Raccoons eat eggs and baby alligators, and when alligators get bigger, they will eat raccoons of any age.
That's why Waller is skeptical of the photo, since it depicts abnormal behavior for both animals.
"In general, when a raccoon is startled near water they'll usually run through the woods or maybe even go up a tree," he says. "They usually try to avoid jumping into water."
Waller also says alligators are skittish and will aggressively thrash when touched. "The idea of an animal jumping on its back and it just casually swimming along like that, that's very unusual." (Also see "Alligator 'Feeding Frenzy' Video Shows Teamwork.")
If the raccoon did jump on the alligator, it was probably just a fluke, Joseph Travis, a biology professor at Florida State University, says in an email.
Watch a video of life from an alligator's perspective.
"One can imagine the animal scampering atop what perhaps seemed a muddy spit of land," Travis says.
According to Jones, it was over quickly: "The gator calmly slid into the water and the raccoon ran back onto the shore."
Hany Farid, a professor of computer science at Dartmouth College, checked Jones' photograph for any foul play. Farid also analyzed the authenticity of the weasel woodpecker photo, which went viral in March.
He said that because the lighting on the raccoon, alligator, surrounding water, and trees appear to be consistent with a scene illuminated by the sun, it doesn't seem Photoshopped. "It would have been very difficult to fake the reflection since it is intertwined with the branches."
Mallory Benedict, an assistant photo editor for National Geographic, agrees: "The way the light is hitting the back of the raccoon and the shadows in the foreground are consistent with the direction the light is coming from."
Watch clever raccoons free themselves from a garbage bin.
While Farid and Benedict see no signs of manipulation, they can't say that it wasn't staged. If there were multiple images of the animals in different poses, they might deem it legitimate. So far, Jones has not provided any other images from the scene to the media.

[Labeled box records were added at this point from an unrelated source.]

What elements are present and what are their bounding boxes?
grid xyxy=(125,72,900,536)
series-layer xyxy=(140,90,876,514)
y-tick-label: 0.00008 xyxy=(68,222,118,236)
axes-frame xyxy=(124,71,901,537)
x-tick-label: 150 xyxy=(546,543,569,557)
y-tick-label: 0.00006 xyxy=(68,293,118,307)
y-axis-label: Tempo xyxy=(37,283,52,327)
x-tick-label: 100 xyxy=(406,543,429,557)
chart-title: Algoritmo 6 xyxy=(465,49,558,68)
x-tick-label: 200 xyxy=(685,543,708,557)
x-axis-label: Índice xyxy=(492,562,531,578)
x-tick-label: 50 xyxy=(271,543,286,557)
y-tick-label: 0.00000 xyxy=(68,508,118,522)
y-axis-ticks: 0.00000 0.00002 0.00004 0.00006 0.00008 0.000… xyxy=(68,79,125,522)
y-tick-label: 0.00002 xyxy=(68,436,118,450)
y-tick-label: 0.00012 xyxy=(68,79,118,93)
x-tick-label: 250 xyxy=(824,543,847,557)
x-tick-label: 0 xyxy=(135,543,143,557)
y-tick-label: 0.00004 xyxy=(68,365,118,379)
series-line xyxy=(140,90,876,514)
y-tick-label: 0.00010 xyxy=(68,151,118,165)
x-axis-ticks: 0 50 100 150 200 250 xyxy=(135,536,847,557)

The Ocala Star Banner, a local newspaper, initially refused to publish the image due to questions about its authenticity.
"The raccoon seems out of proportion—too big—compared with the alligator," the paper wrote on their website Sunday night. "Even zooming in, you can't tell whether the raccoon has feet...It almost looks like a taxidermy piece."
"If it was real," adds Waller, the state biologist, "it was definitely a once in a lifetime shot."